Ein paarmal erklangen noch Zugaberufe, doch als eine ältere Frau mit schulterlangem knallrotem Haar die Bühne betrat und ankündigte, dass sie sich an einem Tina-Turner-Song probieren wollte, hörten die Rufe schließlich auf.
Marcs Gesangspartnerin ließ sich dermaßen aufreizend auf ihren Stuhl sinken und versuchte so vehement, Marc zu einem Drink zu überreden, dass ich wegschauen musste, weil ich es einfach nicht mehr ertragen konnte, weil es so peinlich war, weil es so … ach, keine Ahnung, warum.
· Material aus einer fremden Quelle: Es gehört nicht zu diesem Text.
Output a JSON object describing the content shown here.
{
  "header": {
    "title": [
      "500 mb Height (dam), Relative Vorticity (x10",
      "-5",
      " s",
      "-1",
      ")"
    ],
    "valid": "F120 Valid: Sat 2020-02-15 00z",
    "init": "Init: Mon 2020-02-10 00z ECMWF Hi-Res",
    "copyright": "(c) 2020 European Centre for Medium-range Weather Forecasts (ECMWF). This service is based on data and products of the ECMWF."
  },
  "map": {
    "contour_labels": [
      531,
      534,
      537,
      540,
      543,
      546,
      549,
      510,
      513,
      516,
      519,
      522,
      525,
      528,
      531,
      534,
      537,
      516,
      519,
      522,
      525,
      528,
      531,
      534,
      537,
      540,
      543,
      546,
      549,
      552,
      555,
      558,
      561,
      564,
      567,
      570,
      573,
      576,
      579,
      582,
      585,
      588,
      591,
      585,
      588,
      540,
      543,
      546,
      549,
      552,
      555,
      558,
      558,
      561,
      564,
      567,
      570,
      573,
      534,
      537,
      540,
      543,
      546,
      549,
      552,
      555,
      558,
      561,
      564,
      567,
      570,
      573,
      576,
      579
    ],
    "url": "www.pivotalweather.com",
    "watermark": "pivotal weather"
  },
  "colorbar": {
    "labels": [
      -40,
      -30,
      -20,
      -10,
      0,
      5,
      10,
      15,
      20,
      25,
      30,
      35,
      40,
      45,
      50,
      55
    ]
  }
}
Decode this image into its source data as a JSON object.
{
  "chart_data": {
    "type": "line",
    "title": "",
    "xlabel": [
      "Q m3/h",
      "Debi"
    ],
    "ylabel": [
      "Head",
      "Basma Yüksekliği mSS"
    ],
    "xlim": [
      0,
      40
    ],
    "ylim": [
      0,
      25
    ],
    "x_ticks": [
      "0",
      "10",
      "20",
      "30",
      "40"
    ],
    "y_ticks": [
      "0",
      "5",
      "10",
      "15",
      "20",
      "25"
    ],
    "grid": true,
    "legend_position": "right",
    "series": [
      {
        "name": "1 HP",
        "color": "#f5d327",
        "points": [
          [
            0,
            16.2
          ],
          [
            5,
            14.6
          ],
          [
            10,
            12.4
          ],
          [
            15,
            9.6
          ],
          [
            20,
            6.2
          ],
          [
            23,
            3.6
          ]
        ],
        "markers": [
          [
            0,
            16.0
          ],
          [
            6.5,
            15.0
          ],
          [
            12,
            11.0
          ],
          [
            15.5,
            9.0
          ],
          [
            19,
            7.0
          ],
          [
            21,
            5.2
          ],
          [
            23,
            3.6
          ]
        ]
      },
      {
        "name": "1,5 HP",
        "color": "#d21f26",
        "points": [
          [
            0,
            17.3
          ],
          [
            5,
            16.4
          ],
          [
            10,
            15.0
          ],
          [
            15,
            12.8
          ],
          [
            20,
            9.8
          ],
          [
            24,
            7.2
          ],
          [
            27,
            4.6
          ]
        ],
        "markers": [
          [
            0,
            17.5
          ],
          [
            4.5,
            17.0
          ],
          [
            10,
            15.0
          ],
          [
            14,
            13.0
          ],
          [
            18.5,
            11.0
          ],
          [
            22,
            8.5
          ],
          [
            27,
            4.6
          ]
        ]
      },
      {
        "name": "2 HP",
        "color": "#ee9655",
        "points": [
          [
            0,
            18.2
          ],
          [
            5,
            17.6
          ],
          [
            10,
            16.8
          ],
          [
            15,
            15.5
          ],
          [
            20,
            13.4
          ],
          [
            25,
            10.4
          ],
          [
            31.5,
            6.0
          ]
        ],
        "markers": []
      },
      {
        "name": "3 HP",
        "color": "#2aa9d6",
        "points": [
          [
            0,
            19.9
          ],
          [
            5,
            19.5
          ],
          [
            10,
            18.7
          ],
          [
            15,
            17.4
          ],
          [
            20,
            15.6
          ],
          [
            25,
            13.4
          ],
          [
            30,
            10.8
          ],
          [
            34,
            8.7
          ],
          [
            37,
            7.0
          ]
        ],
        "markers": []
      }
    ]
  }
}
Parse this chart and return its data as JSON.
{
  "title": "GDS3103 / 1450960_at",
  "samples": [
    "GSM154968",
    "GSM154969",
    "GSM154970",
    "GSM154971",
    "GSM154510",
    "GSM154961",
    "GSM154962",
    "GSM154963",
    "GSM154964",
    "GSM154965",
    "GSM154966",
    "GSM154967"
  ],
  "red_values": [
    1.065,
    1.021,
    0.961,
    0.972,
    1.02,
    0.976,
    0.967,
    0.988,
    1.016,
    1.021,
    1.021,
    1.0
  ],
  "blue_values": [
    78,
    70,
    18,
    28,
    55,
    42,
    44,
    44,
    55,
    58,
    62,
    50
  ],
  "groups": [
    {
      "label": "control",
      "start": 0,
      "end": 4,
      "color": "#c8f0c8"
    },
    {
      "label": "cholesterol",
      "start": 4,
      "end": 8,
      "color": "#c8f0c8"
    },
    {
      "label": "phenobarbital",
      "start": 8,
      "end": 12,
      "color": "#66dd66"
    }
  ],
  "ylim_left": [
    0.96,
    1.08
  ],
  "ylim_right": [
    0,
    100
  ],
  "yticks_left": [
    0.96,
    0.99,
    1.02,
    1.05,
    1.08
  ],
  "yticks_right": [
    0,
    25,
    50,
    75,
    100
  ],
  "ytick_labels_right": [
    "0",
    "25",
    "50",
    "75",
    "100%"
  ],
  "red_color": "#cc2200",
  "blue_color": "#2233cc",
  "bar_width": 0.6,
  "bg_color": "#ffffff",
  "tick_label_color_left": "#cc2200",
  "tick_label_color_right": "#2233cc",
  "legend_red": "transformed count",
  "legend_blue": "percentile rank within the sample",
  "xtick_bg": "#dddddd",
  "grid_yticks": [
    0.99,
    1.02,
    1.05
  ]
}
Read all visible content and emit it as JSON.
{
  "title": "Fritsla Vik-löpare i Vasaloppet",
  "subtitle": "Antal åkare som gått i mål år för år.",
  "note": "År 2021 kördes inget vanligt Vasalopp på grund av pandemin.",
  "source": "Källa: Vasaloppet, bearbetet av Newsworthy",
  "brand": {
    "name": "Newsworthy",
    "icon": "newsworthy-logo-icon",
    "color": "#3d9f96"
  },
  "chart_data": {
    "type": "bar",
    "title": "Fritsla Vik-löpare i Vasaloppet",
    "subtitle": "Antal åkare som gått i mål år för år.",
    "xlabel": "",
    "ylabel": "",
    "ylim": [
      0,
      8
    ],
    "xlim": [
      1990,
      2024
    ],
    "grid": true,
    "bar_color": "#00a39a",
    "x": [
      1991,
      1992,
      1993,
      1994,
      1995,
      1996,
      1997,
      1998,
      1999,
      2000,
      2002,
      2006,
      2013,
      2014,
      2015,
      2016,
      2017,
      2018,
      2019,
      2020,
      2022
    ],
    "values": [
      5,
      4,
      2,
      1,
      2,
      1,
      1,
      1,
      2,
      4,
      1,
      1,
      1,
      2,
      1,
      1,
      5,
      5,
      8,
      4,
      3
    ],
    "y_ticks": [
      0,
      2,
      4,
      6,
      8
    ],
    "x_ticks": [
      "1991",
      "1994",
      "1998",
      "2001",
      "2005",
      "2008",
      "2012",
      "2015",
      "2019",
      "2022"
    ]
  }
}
Doch Marc schien kein Interesse zu haben, denn er kam an unseren Tisch zurück.
»
Unbelievable!
Das war music! «, rief Jamie und klopfte Marc begeistert auf die Schulter.
Ich sagte nichts. Mir fehlten noch immer die Worte. Und als Marc sich nach vorn beugte, um sein Getränk vom Tisch zu nehmen, und sein Arm dabei wie zufällig meinen streifte, da überkam es mich heiß und kalt. Meine Wangen begannen zu glühen und tief in mir zog sich etwas auf höchst angenehme und gleichzeitig unbekannte Weise zusammen. Irgendetwas drängte da gerade an die Oberfläche. Etwas, das ich nicht wollte, nicht gebrauchen konnte, weil Marc absolut nicht mein Typ und ich schwer in Felix verliebt war.
Und warum war mein Mund dann so trocken? Warum überschlug sich mein Herz in meiner Brust? Das konnte doch nicht möglich sein. Dieses eine kurze Lied vermochte doch nicht …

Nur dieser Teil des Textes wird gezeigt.